The current Bank of Canada overnight rate is 4.5%. While the bank moves in quarter point increments, credit market implied rates fluctuate more fluidly and are constantly changing. And they are particularly volatile at the moment, with significant shifts from minute to minute.

As of this writing, the bond market suggests about a 40% chance of a Bank of Canada cut next month. By August, it’s pricing in a near certainly that there will be a cut.

A similar reassessment is underway over future moves by the Federal Reserve.

On Sunday, the U.S. administration took emergency steps to shore up banking confidence, guaranteeing deposits after withdrawals overwhelmed Silicon Valley Bank and closing under-pressure lender Signature Bank in New York.

But while stock futures rose in relief, bond markets opened in Asia with a furious race to re-price rate expectations on the thinking that the Federal Reserve can only be reluctant to hike next week while the mood is febrile and delicate.

“The market thinks that this is not just SVB (Silicon Valley Bank), but several banks. The sharp rise in policy rates and sovereign yields over the last year and a half has put a lot of banks under stress,” said Stan Shipley, fixed income strategist at Evercore ISI in New York.

“The consequence is that the outlook for rates is not going to be as high as previously thought. Last Wednesday, you had people thinking 6% (peak Federal Reserve funds rate) is a sure thing. I don’t think anybody thinks that now,” Shipley added.

Bank stress and the resultant shakeout of loan books mean higher borrowing costs, said Akira Takei, fixed income portfolio manager at Asset Management One in Tokyo, with the resulting pressure in the real economy making further hikes difficult.

“If (U.S. Fed Chair Jerome) Powell lifts interest rates next week, he will jeopardize this situation,” he added. “If they don’t prioritise financial stability, it’s going to (breed) financial instability and recession.”

A late-Sunday note from Goldman Sachs, in which the banks’ analysts said the banking stress meant they no longer forecast the Fed to hike rates next week gave the rates rally an extra leg in the Asia session.

At 4.05%, U.S. two-year yields are below the bottom end of the Fed funds rate window at 4.5% - a sign markets see rates’ peak is near.

The latest futures pricing implies a near 40% chance the Fed stands pat next week and an 60% chance of a 25 bp hike - a huge shift from last week when markets braced for a 50 bp hike.

“I think people are linking Silicon Valley Bank’s problems with the rate hikes we’ve already had,” said ING economist Rob Carnell.
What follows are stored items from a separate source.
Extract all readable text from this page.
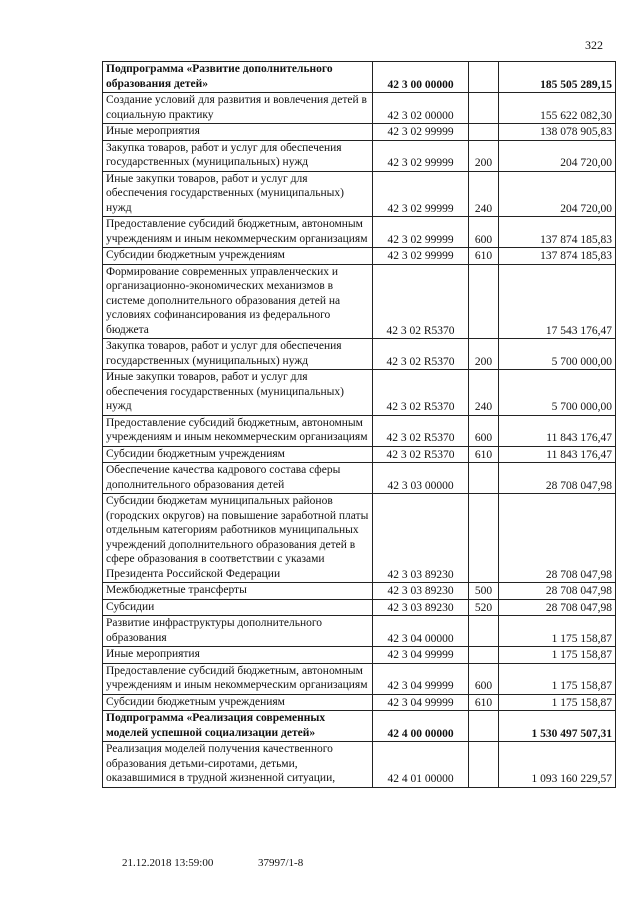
322
Подпрограмма «Развитие дополнительного образования детей»	42 3 00 00000		185 505 289,15
Создание условий для развития и вовлечения детей в социальную практику	42 3 02 00000		155 622 082,30
Иные мероприятия	42 3 02 99999		138 078 905,83
Закупка товаров, работ и услуг для обеспечения государственных (муниципальных) нужд	42 3 02 99999	200	204 720,00
Иные закупки товаров, работ и услуг для обеспечения государственных (муниципальных) нужд	42 3 02 99999	240	204 720,00
Предоставление субсидий бюджетным, автономным учреждениям и иным некоммерческим организациям	42 3 02 99999	600	137 874 185,83
Субсидии бюджетным учреждениям	42 3 02 99999	610	137 874 185,83
Формирование современных управленческих и организационно-экономических механизмов в системе дополнительного образования детей на условиях софинансирования из федерального бюджета	42 3 02 R5370		17 543 176,47
Закупка товаров, работ и услуг для обеспечения государственных (муниципальных) нужд	42 3 02 R5370	200	5 700 000,00
Иные закупки товаров, работ и услуг для обеспечения государственных (муниципальных) нужд	42 3 02 R5370	240	5 700 000,00
Предоставление субсидий бюджетным, автономным учреждениям и иным некоммерческим организациям	42 3 02 R5370	600	11 843 176,47
Субсидии бюджетным учреждениям	42 3 02 R5370	610	11 843 176,47
Обеспечение качества кадрового состава сферы дополнительного образования детей	42 3 03 00000		28 708 047,98
Субсидии бюджетам муниципальных районов (городских округов) на повышение заработной платы отдельным категориям работников муниципальных учреждений дополнительного образования детей в сфере образования в соответствии с указами Президента Российской Федерации	42 3 03 89230		28 708 047,98
Межбюджетные трансферты	42 3 03 89230	500	28 708 047,98
Субсидии	42 3 03 89230	520	28 708 047,98
Развитие инфраструктуры дополнительного образования	42 3 04 00000		1 175 158,87
Иные мероприятия	42 3 04 99999		1 175 158,87
Предоставление субсидий бюджетным, автономным учреждениям и иным некоммерческим организациям	42 3 04 99999	600	1 175 158,87
Субсидии бюджетным учреждениям	42 3 04 99999	610	1 175 158,87
Подпрограмма «Реализация современных моделей успешной социализации детей»	42 4 00 00000		1 530 497 507,31
Реализация моделей получения качественного образования детьми-сиротами, детьми, оказавшимися в трудной жизненной ситуации,	42 4 01 00000		1 093 160 229,57
21.12.2018 13:59:00	37997/1-8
“If rates going up caused this, the Fed is going to mindful of that in futures,” he said. “It’s not going to want to go clattering in with another 50 (bp hike) and see some other financial institution getting hosed.”

Monday’s early moves also sharply pulled forward and pushed down market expectations for where rates peak. From about 5.7% on Wednesday, implied pricing for the peak in U.S. rates was testing 5% on Monday and year-end expectations - above 5.5% last week - tumbled to about 4.7%, a drop of some 80 basis points in days.